Makati Rotary celebrates 50 golden years of service
“The gala dinner and concert were unbelievable in all their splendor. The Rotary Club of Makati has set a standard that cannot be matched anywhere,” said Dr. Albert Wee, a cardiologist at the renowned Mt. Elizabeth Hospital and a member of the Rotary Club of Singapore, of the 50thanniversary gala dinner and concert staged by the Rotary Club of Makati at the ShangriLa at the Fort Hotel in BGC, Taguig.
His comment sums up the collective assessment of the celebration that capped half a century of selfless service to community and country, in the best tradition of Rotary, an international humanitarian organization of 1.3 million men and women in some 200 countries, known for spearheading the global effort at eradicating polio from the face of the earth.
The program came in two distinct parts: the first, a thankful remembrance and salute to the members who had pushed the club to its position of prominence in Philippine Rotary; the second, a classical Viennese concert that held everyone in rapt attention and reaped bursts of appreciative applause at every musical turn.
The Rotarians and guests came in formal togs — the ladies lovely in long gowns, the men dapper in tuxes and formal barong Tagalog.
The program was set in Shangri-La at the Fort’s ballroom, which was purposely transformed into a concert hall with a European opera-house ambiance, its elegance quietly expressed in the gleaming chandeliers above and richly embroidered carpet below.
The Club’s most significant community service projects, flashed on strategically positioned large screens, gave the guests a sense of the magnitude and depth of its humanitarian work since its birth in 1966. Credit for such success belongs to the presidents who have steered the club, one year at a time, for half a century.
The presidents — all attired in a smart tux and bowtie set off by a blue and gold sash draped across the bodice and held in place by a gold medallion emblazoned with the Club’s 50th-anniversary logo — were accorded due recognition in a solemn processional to the tune of Edgar Elgar’s stirring Pomp and Circumstance march, often played at graduation ceremonies.
The sight of the presidents moving towards their designated places in front of the stage brought a lump in the throat to many in the audience, especially the Rotarians who know Rotary well. Dr. Wee described the procession as “moving” and noted that “they came dressed in splendor and walked proud and upright,” despite the visible effects of the passing years, one in a wheelchair, a number with walking sticks, a couple with Parkinson’s gait.
The founding members — most notably Raul Concepcion, Roger Davis and Fred Nassr — were given a proper salute, while Davis reminisced in a video about the teething challenges of the club on its maiden year and how they were surmounted.

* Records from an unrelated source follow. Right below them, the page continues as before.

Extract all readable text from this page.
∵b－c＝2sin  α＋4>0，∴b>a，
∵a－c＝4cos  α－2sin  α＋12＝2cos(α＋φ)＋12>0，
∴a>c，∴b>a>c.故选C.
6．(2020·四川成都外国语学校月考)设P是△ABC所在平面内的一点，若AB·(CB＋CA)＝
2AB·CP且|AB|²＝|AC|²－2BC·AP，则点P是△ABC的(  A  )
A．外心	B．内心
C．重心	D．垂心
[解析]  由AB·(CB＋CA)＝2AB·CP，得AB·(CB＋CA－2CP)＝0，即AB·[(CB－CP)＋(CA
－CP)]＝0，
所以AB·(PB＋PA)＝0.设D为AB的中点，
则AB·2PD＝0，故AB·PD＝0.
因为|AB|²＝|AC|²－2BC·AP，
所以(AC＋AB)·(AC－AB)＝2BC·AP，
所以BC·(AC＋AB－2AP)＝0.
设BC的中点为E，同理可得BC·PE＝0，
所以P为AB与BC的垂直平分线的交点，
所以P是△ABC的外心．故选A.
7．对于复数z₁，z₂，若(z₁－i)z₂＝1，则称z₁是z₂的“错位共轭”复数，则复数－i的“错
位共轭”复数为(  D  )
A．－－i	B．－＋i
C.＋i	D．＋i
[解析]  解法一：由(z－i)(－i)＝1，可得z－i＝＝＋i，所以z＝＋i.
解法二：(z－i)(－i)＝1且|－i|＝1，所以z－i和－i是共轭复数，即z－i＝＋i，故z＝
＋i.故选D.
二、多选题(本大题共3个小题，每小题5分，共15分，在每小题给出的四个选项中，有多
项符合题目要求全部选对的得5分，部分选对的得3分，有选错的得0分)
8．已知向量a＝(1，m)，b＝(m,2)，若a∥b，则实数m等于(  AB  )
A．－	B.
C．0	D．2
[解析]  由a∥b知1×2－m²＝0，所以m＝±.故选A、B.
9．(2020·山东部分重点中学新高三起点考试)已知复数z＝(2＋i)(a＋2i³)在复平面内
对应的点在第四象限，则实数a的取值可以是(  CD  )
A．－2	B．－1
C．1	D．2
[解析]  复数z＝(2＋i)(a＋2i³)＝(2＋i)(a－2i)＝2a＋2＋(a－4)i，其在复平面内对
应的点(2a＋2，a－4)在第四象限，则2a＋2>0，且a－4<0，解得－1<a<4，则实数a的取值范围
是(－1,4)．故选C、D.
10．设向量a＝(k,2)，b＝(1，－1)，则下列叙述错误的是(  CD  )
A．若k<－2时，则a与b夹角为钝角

In his keynote speech, “golden” president Eddie Yap shared highlights of the club’s community service-filled history, thanked everyone who played a part in its accomplishments, and conferred a Lifetime Achievement Award on past Rotary International director Rafael “Paing” Hechanova for his body of contributions to the club and to Rotary.
The community service projects, initiated or supported by the club, included the first post office established in the then-budding Makati business district, 15,442,217 books and reading materials distributed to public schools, Rotary International’s global anti-polio campaign, the donation of 168 fishing boats to fishermen in Yolanda-battered Ormoc, and various health, nutrition, water, and sanitation projects.
Two 50th-anniversary milestone projects were given prominence — the National Awards for Community Service, a nationwide recognition program for outstanding community projects, whose 10 winners from the 10 Rotary districts in the country were awarded plaques and cash prizes; and the Air Quality Monitoring System, a project that measures air quality, in real time, in certain critical locations in the metropolis and informs the public 24/7 of air quality readings. The project is the club’s contribution to the campaign against air pollution to safeguard public health and the environment. The audio-visual presentation ended with thought-provoking messages: “Climate change is real,” “Save our specie,” “Save Mother Earth!”
Retired Supreme Court Chief Justice Artemio Panganiban was acknowledged for his staunch support of the air-monitoring project, manifested in a donation he made at the club’s induction ball in July 2015 when the project was first announced.
The formal adjournment of the program by president Eddie Yap signaled the beginning of the second part, the muchawaited “A Vienna Spring Concert,” produced for the occasion by president Yap, featuring the Philippine Philharmonic Orchestra under the baton of its resident conductor, Olivier Ochanine, a cast of classical singers — soprano Rachelle Gerodias-Park, her husband, baritone Beong-In Park, tenor George Yang of McDonald’s fame and up-andcoming coloratura soprano Stephanie Quintin, a trio of ballroom competition dancers led by Elena Yap-Lee, and the ladies and gentlemen of the club in elegant dances: a polonaise, landler to a medley from The Sound of Music and a grand waltz to the music of the Emperor
Waltz by Strauss II . “We were blown away,” said Rotarian guest Keith Harrison.